Founders Stina Sanders and Valerie Stark met after Stark moved from Moscow to London and was using Instagram geolocation data to try and meet people who hung out at the same places she did. They decided to create an app inspired by how they met. Sanders and Stark took the idea to Andrey Andreev, the tech entrepreneur that backed Bumble and founded Badoo.

The app took six months to build and had a soft launch in 2015. Huggle officially launched in July 2016 and was available globally the following October. Upon its release, it was available for iOS, Android, and Windows Phone.

An updated version was released June 2017. By September 2017, over 45 million locations had been logged on the app.

In February 2018, Huggle turned off its dating mode for 24 hours to combat the pressure to find a date for Valentine's Day.

In March 2018, it was announced that Badoo had acquired Huggle as a subsidiary. After the acquisition, Stark announced she would be stepping down as CEO, while Sanders stayed on with Badoo to lead the Huggle team.
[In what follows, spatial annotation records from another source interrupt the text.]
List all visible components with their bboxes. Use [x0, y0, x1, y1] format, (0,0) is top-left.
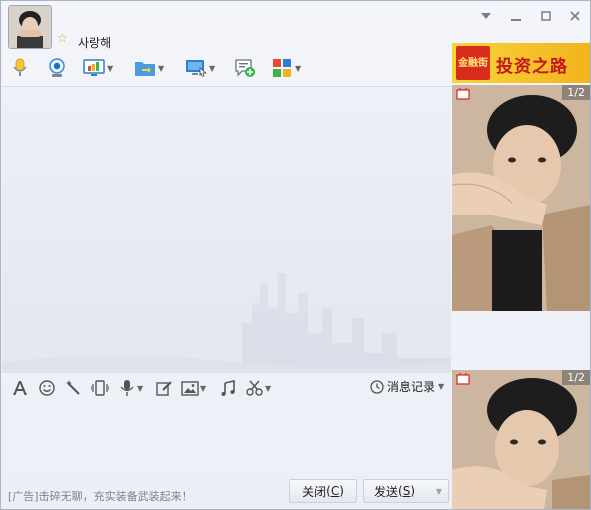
- banner-logo-text: 金融街: [458, 57, 488, 69]
- screenshot-button[interactable]: ▼: [245, 377, 273, 399]
- microphone-button[interactable]: [9, 56, 31, 80]
- avatar[interactable]: [8, 5, 52, 49]
- chevron-down-icon[interactable]: ▼: [158, 64, 166, 73]
- video-frame: [452, 370, 590, 509]
- voice-message-button[interactable]: ▼: [117, 377, 145, 399]
- video-counter: 1/2: [562, 85, 590, 100]
- history-label: 消息记录: [387, 380, 436, 394]
- microphone-icon: [9, 57, 31, 79]
- music-button[interactable]: [218, 377, 238, 399]
- chevron-down-icon: ▼: [438, 382, 445, 391]
- close-button-key: C: [330, 484, 340, 498]
- chat-add-button[interactable]: [234, 56, 256, 80]
- font-button[interactable]: [10, 377, 30, 399]
- apps-button[interactable]: ▼: [271, 56, 303, 80]
- send-button-label: 发送: [374, 484, 399, 499]
- ad-banner[interactable]: 金融街 投资之路: [452, 43, 590, 83]
- chevron-down-icon[interactable]: ▼: [200, 384, 208, 393]
- file-transfer-button[interactable]: ▼: [134, 56, 166, 80]
- video-counter: 1/2: [562, 370, 590, 385]
- city-skyline-decoration: [2, 273, 451, 373]
- emoji-icon: [37, 378, 57, 398]
- chevron-down-icon[interactable]: ▼: [107, 64, 115, 73]
- magic-wand-button[interactable]: [63, 377, 83, 399]
- chat-add-icon: [234, 57, 256, 79]
- screen-share-button[interactable]: ▼: [83, 56, 115, 80]
- remote-desktop-icon: [185, 57, 207, 79]
- image-icon: [180, 378, 200, 398]
- file-transfer-icon: [134, 57, 156, 79]
- minimize-icon[interactable]: [506, 7, 526, 25]
- emoji-button[interactable]: [37, 377, 57, 399]
- sticker-tag-icon[interactable]: [456, 88, 470, 103]
- video-frame: [452, 85, 590, 311]
- apps-icon: [271, 57, 293, 79]
- font-icon: [10, 378, 30, 398]
- shake-icon: [90, 378, 110, 398]
- chevron-down-icon[interactable]: ▼: [295, 64, 303, 73]
- screen-share-icon: [83, 57, 105, 79]
- send-button[interactable]: 发送(S) ▼: [363, 479, 449, 503]
- edit-button[interactable]: [154, 377, 174, 399]
- close-button-label: 关闭: [302, 484, 327, 499]
- scissors-icon: [245, 378, 265, 398]
- message-area[interactable]: [2, 86, 451, 373]
- edit-icon: [154, 378, 174, 398]
- chevron-down-icon[interactable]: ▼: [137, 384, 145, 393]
- message-input[interactable]: [2, 401, 451, 475]
- sticker-tag-icon[interactable]: [456, 373, 470, 388]
- voice-icon: [117, 378, 137, 398]
- clock-icon: [370, 379, 384, 394]
- contact-name[interactable]: 사랑해: [78, 34, 111, 51]
- chevron-down-icon[interactable]: ▼: [436, 487, 442, 496]
- image-button[interactable]: ▼: [180, 377, 208, 399]
- message-history-button[interactable]: 消息记录 ▼: [370, 378, 444, 395]
- send-button-key: S: [402, 484, 411, 498]
- shake-button[interactable]: [90, 377, 110, 399]
- music-icon: [218, 378, 238, 398]
- chevron-down-icon[interactable]: ▼: [265, 384, 273, 393]
- banner-logo: 金融街: [456, 46, 490, 80]
- video-panel-bottom[interactable]: 1/2: [452, 370, 590, 509]
- ad-text[interactable]: [广告]击碎无聊，充实装备武装起来！: [8, 488, 193, 504]
- magic-wand-icon: [63, 378, 83, 398]
- chevron-down-icon[interactable]: [476, 7, 496, 25]
- close-icon[interactable]: [565, 7, 585, 25]
- remote-desktop-button[interactable]: ▼: [185, 56, 217, 80]
- video-panel-top[interactable]: 1/2: [452, 85, 590, 311]
- webcam-icon: [46, 57, 68, 79]
- chat-window: ☆ 사랑해 ▼ ▼ ▼ ▼ ▼ ▼ ▼ 消息记录 ▼ [广告]击碎无聊，充实装备…: [0, 0, 591, 510]
- chevron-down-icon[interactable]: ▼: [209, 64, 217, 73]
- maximize-icon[interactable]: [536, 7, 556, 25]
- banner-title: 投资之路: [496, 57, 568, 77]
- vip-star-icon: ☆: [57, 31, 68, 45]
- webcam-button[interactable]: [46, 56, 68, 80]
- close-button[interactable]: 关闭(C): [289, 479, 357, 503]
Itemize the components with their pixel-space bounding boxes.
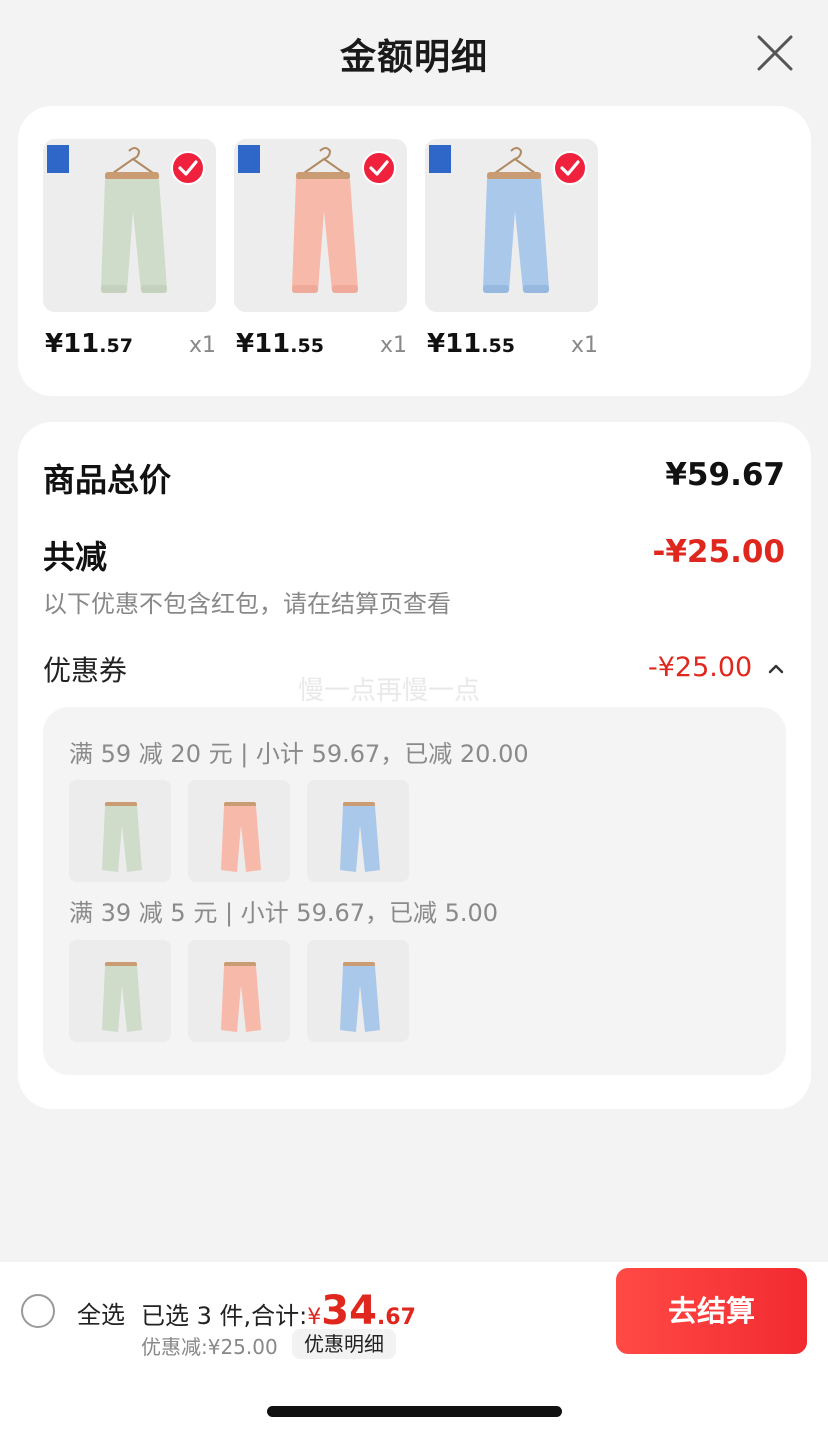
selected-check-icon[interactable] <box>171 151 205 185</box>
checkout-button[interactable]: 去结算 <box>616 1268 807 1354</box>
sheet-title: 金额明细 <box>339 37 488 78</box>
product-price: ¥11.55 <box>427 329 515 359</box>
coupon-rule: 满 39 减 5 元 | 小计 59.67，已减 5.00 <box>69 899 499 927</box>
product-image <box>234 139 407 312</box>
checkout-bar: 全选 已选 3 件,合计:¥34.67 优惠减:¥25.00 优惠明细 去结算 <box>0 1262 828 1362</box>
discount-summary: 优惠减:¥25.00 <box>141 1335 278 1359</box>
coupon-rule: 满 59 减 20 元 | 小计 59.67，已减 20.00 <box>69 740 529 768</box>
product-thumb <box>188 940 290 1042</box>
discount-note: 以下优惠不包含红包，请在结算页查看 <box>43 590 451 618</box>
product-thumb <box>69 780 171 882</box>
total-yen: ¥ <box>307 1305 322 1330</box>
home-indicator-area <box>0 1362 828 1434</box>
coupon-toggle[interactable]: -¥25.00 <box>648 652 785 683</box>
total-line: 已选 3 件,合计:¥34.67 <box>141 1288 416 1334</box>
product-item[interactable]: ¥11.57 x1 <box>43 139 216 359</box>
select-all-label[interactable]: 全选 <box>77 1295 125 1330</box>
watermark-text: 慢一点再慢一点 <box>298 676 481 706</box>
product-list-card: ¥11.57 x1 ¥11.55 x1 ¥11.55 x1 <box>18 106 811 396</box>
select-all-radio[interactable] <box>21 1294 55 1328</box>
amount-detail-sheet: 金额明细 ¥11.57 x1 ¥11.55 x1 ¥11.55 x1 商品总价 … <box>0 0 828 1434</box>
total-decimal: .67 <box>376 1305 416 1330</box>
price-summary-card: 商品总价 ¥59.67 共减 -¥25.00 以下优惠不包含红包，请在结算页查看… <box>18 422 811 1109</box>
close-icon[interactable] <box>756 34 794 72</box>
total-label: 商品总价 <box>43 461 172 499</box>
selected-check-icon[interactable] <box>553 151 587 185</box>
product-thumb <box>188 780 290 882</box>
chevron-up-icon <box>768 664 784 673</box>
coupon-detail-box: 满 59 减 20 元 | 小计 59.67，已减 20.00 满 39 减 5… <box>43 707 786 1075</box>
product-thumb <box>307 940 409 1042</box>
product-image <box>425 139 598 312</box>
product-qty: x1 <box>570 333 598 358</box>
reduce-label: 共减 <box>43 538 108 576</box>
coupon-value: -¥25.00 <box>648 652 753 683</box>
coupon-label: 优惠券 <box>43 654 128 687</box>
total-value: ¥59.67 <box>665 457 785 493</box>
selected-check-icon[interactable] <box>362 151 396 185</box>
product-item[interactable]: ¥11.55 x1 <box>234 139 407 359</box>
selected-count-text: 已选 3 件,合计: <box>141 1302 308 1330</box>
reduce-value: -¥25.00 <box>652 534 786 570</box>
product-qty: x1 <box>379 333 407 358</box>
product-item[interactable]: ¥11.55 x1 <box>425 139 598 359</box>
product-price: ¥11.55 <box>236 329 324 359</box>
home-indicator[interactable] <box>267 1406 562 1417</box>
product-price: ¥11.57 <box>45 329 133 359</box>
product-thumb <box>69 940 171 1042</box>
product-thumb <box>307 780 409 882</box>
discount-detail-link[interactable]: 优惠明细 <box>292 1329 396 1359</box>
total-integer: 34 <box>321 1288 377 1334</box>
product-qty: x1 <box>188 333 216 358</box>
product-image <box>43 139 216 312</box>
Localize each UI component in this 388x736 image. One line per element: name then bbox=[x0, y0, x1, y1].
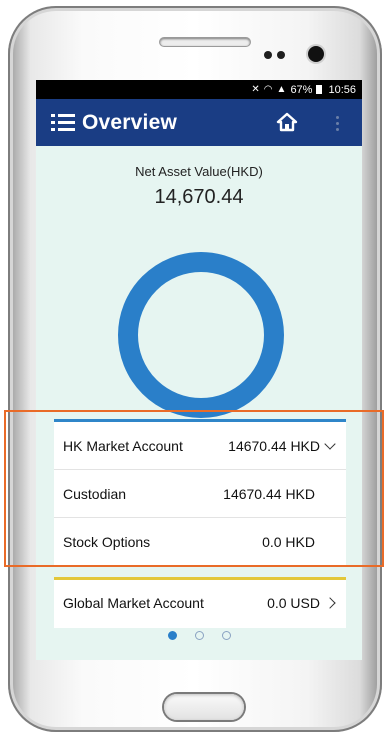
account-name: Global Market Account bbox=[63, 594, 204, 611]
page-indicator bbox=[36, 631, 362, 640]
status-time: 10:56 bbox=[328, 83, 356, 96]
battery-icon bbox=[316, 85, 323, 94]
front-camera bbox=[308, 46, 324, 62]
signal-icon: ▲ bbox=[276, 84, 287, 95]
account-value: 0.0 USD bbox=[267, 594, 320, 611]
more-vert-icon[interactable] bbox=[336, 116, 339, 134]
mute-icon: ✕ bbox=[251, 84, 260, 95]
global-market-card: Global Market Account 0.0 USD bbox=[54, 577, 346, 628]
page-title: Overview bbox=[82, 110, 177, 134]
nav-value: 14,670.44 bbox=[154, 186, 244, 208]
wifi-icon: ◠ bbox=[263, 84, 273, 95]
hardware-home-button[interactable] bbox=[164, 694, 244, 720]
page-dot[interactable] bbox=[194, 631, 204, 640]
hamburger-menu-icon[interactable] bbox=[51, 113, 75, 132]
sensor-dot bbox=[264, 51, 272, 59]
app-screen: ✕ ◠ ▲ 67% 10:56 Overview Net Asset Value… bbox=[36, 80, 362, 660]
highlight-box bbox=[4, 410, 384, 567]
account-row-global-market[interactable]: Global Market Account 0.0 USD bbox=[54, 580, 346, 625]
allocation-donut-chart[interactable] bbox=[118, 252, 284, 418]
chevron-right-icon[interactable] bbox=[324, 596, 336, 609]
app-bar: Overview bbox=[36, 99, 362, 146]
page-dot-active[interactable] bbox=[167, 631, 177, 640]
status-bar: ✕ ◠ ▲ 67% 10:56 bbox=[36, 80, 362, 99]
page-dot[interactable] bbox=[221, 631, 231, 640]
nav-label: Net Asset Value(HKD) bbox=[135, 164, 263, 179]
sensor-dot bbox=[277, 51, 285, 59]
speaker-grille bbox=[160, 38, 250, 46]
battery-percent: 67% bbox=[290, 83, 313, 96]
home-icon[interactable] bbox=[276, 112, 298, 132]
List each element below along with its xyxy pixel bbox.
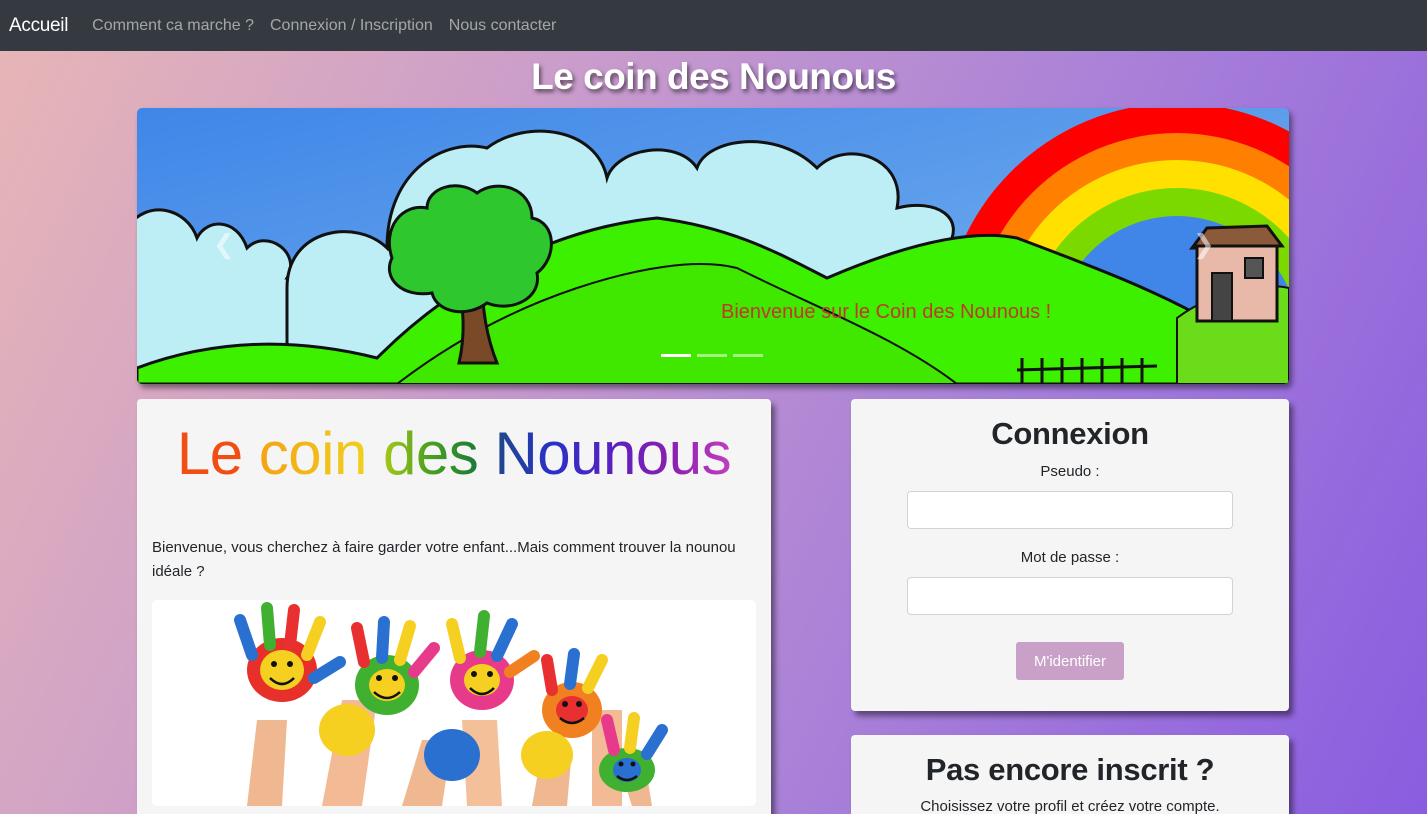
password-label: Mot de passe : — [1020, 549, 1120, 566]
password-input[interactable] — [907, 577, 1233, 615]
carousel-caption: Bienvenue sur le Coin des Nounous ! — [721, 301, 1052, 323]
welcome-title-word-2: coin — [258, 420, 368, 487]
top-navbar: Accueil Comment ca marche ? Connexion / … — [0, 0, 1427, 51]
nav-link-login-signup[interactable]: Connexion / Inscription — [270, 17, 433, 35]
carousel-indicator-3[interactable] — [733, 354, 763, 357]
pseudo-input[interactable] — [907, 491, 1233, 529]
welcome-title-word-4: Nounous — [494, 420, 732, 487]
chevron-left-icon[interactable]: ❮ — [213, 230, 235, 260]
carousel-slide-illustration — [137, 108, 1289, 384]
carousel-indicator-1[interactable] — [661, 354, 691, 357]
hero-carousel: ❮ ❯ Bienvenue sur le Coin des Nounous ! — [137, 108, 1289, 384]
register-title: Pas encore inscrit ? — [925, 752, 1215, 787]
login-card: Connexion Pseudo : Mot de passe : M'iden… — [851, 399, 1289, 711]
nav-link-contact[interactable]: Nous contacter — [449, 17, 557, 35]
login-submit-button[interactable]: M'identifier — [1016, 642, 1124, 680]
login-title: Connexion — [991, 416, 1149, 451]
welcome-card: Le coin des Nounous Bienvenue, vous cher… — [137, 399, 771, 814]
welcome-title-word-3: des — [383, 420, 479, 487]
welcome-intro-text: Bienvenue, vous cherchez à faire garder … — [152, 539, 736, 580]
register-text: Choisissez votre profil et créez votre c… — [920, 798, 1220, 814]
welcome-title: Le coin des Nounous — [137, 419, 771, 488]
nav-brand-home[interactable]: Accueil — [9, 15, 68, 37]
chevron-right-icon[interactable]: ❯ — [1193, 230, 1215, 260]
site-title: Le coin des Nounous — [531, 56, 896, 97]
painted-hands-illustration — [234, 602, 668, 806]
nav-link-how-it-works[interactable]: Comment ca marche ? — [92, 17, 254, 35]
register-card: Pas encore inscrit ? Choisissez votre pr… — [851, 735, 1289, 814]
carousel-indicator-2[interactable] — [697, 354, 727, 357]
welcome-title-word-1: Le — [176, 420, 243, 487]
carousel-indicators — [661, 354, 763, 357]
painted-hands-image — [152, 600, 756, 806]
pseudo-label: Pseudo : — [1040, 463, 1100, 480]
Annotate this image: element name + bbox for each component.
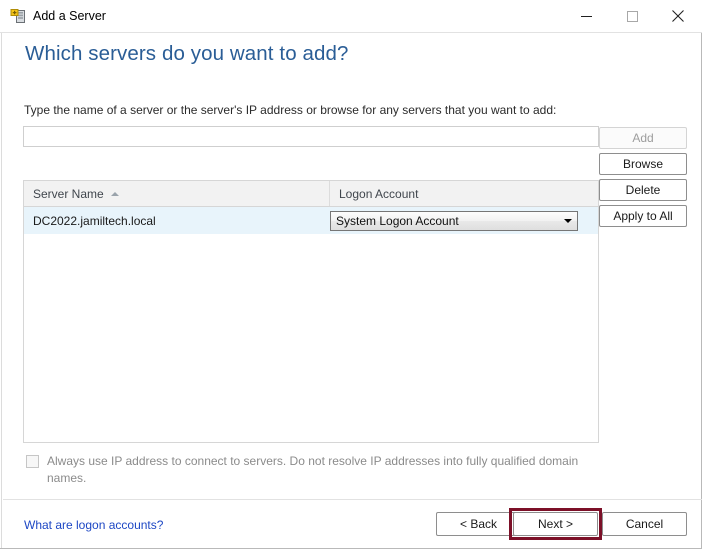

In January 2020, Bumble decided they would no longer actively maintain or market several of their subsidiary platforms, including Huggle.

== Operation ==
Huggle connects users through locations, using GPS to automatically check-in. Only when someone else has checked into the same place can a user see their profile. For security purposes, users can only view the places they have in common.

The app was originally designed to make friends by connecting with people with mutual interests. However, a dating element was added in response to users looking for romantic matches.

To verify a profile, users must take multiple selfies approved by a team of moderators. The actual profile is generated with information from other social media sites, including Facebook, Foursquare, and Instagram. The user chooses whether they are looking for a date or a friend as well as ideal age range and how many places their matches must have in contact before they can contact the user.

When two users check in to the same place, they can view each other's profiles. The app automatically checks a user in at any locations they visit and adds the location to their list of places. Users can then match with other people who visit that location. Huggle includes a "visitors" feature, that allows users to see people who view their profile.